Indeed, Barrett venerated the land on quasi-religious terms, and at various points in Paraguayan Sorrow he showed that the fight for social justice must take ecology into account. “Everything emerges from the earth,” he explained in a speech addressed to the workers, noting that “we ourselves are earth.” Because of these and other claims about human relationships with nature, Barrett has been considered an early precursor to modern environmentalism.
But if Barrett had a message for present-day environmentalists, it is more complex than any facile calls to save nature. His eyes were unclouded by imaginaries of a wholly benevolent nature, within which all beings, including humans, cooperate. Barrett knew that plant and animal life was a matter of stealing from, strangling, and devouring each other. But he also felt that “a sublime certainty arises from the healthy cruelties of nature that is absent from the fanatical and callous cruelties of men.”
With regard to human cruelties, Barrett also strove to see clearly, and Paraguayan Sorrow never looks away from the heartless ways in which humans exploit and subjugate each other. Even in those hideous contexts, Barrett urged his readers to see humans from the disinterested perspective of the anthropologist or the social scientist whose aim is not to change society, but rather to understand it: “let us not gesticulate against the vile reality in which we must live and that—oh!—we must love. Let us study it. Let us not perceive crimes in the world, but rather facts.”
Yet Barrett’s writing was anything but disinterested; almost the entire book is animated by his drive to improve the lives of the underprivileged and the oppressed. It is here that the reader comes up against the central contradiction of Barrett’s project, which the writer himself did not appear to perceive. For all his promise of radical social change through the ethical and spiritual renewal of persons and collectives, Barrett also betrayed a pessimistic view of human nature. He wrote that torturers repeat “the eternal act common to the weak and the strong, of kicking and biting and strangling and crushing their fellow man.” In another article, he reissued the trope of man as inherently violent.
Why, then, was Barrett so optimistic about the coming of a better social order, founded on universal benevolence and solidarity?
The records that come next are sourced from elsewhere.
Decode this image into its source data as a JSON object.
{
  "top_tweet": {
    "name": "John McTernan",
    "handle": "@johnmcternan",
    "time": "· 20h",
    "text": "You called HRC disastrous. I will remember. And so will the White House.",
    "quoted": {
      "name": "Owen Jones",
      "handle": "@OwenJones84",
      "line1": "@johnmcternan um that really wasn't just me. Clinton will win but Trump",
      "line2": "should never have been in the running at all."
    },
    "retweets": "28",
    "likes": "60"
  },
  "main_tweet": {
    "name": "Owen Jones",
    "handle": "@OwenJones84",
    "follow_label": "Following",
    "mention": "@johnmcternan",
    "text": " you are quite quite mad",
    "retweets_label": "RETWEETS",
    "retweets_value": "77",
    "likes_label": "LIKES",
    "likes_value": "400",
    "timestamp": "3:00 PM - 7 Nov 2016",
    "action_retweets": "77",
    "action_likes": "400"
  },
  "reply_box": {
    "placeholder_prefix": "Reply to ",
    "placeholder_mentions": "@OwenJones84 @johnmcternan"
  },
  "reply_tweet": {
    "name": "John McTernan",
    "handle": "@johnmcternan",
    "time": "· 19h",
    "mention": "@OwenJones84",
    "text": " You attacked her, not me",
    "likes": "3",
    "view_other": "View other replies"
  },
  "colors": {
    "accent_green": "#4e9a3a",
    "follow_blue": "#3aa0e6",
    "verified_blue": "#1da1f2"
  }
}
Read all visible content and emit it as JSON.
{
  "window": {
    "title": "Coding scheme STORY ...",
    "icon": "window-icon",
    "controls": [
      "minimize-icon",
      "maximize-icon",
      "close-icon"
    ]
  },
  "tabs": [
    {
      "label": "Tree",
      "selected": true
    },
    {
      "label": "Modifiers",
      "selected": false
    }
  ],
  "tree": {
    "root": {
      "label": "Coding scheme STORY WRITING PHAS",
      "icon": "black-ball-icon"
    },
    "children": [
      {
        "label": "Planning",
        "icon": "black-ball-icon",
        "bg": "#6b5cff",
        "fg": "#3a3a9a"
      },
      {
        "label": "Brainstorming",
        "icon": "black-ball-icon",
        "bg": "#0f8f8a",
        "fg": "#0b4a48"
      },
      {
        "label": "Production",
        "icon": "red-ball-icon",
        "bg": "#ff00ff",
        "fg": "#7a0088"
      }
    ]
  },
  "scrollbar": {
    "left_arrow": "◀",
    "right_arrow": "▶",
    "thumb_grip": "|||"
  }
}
Barrett did not offer us much with which to address that question, other than a streak of Christian myths repackaged as a secular faith in man. He described the strike-induced standstill he envisioned as “the final judgment from which future society will arise,” a society governed by justice, equality, and a more beautiful humanity. Barrett even described this worldwide emancipation of workers as “a savior descend[ing] for the second time to this vale of tears.”
Stripped of its religious origins, such a faith in humanity is hard to square with the evils Barrett perceived in human societies. The callousness, resignation, selfishness, and corruptibility described in Paraguayan Sorrow may serve as unwitting arguments against the solidarity and spiritual transformation called for in this book. Barrett, the activist, collided with Barrett, the knower of the human condition. And from that collision emerges the conundrum facing those of us who denounce what humans are capable of doing to each other while, in the same breath, believing in social improvement through human efforts.
It is a conundrum we would do well to take seriously. Barrett’s writings help us do so.
Rogelio Luque-Lora is a freelance writer and a forthcoming Leverhulme Early Career Fellow in the School of GeoSciences of the University of Edinburgh.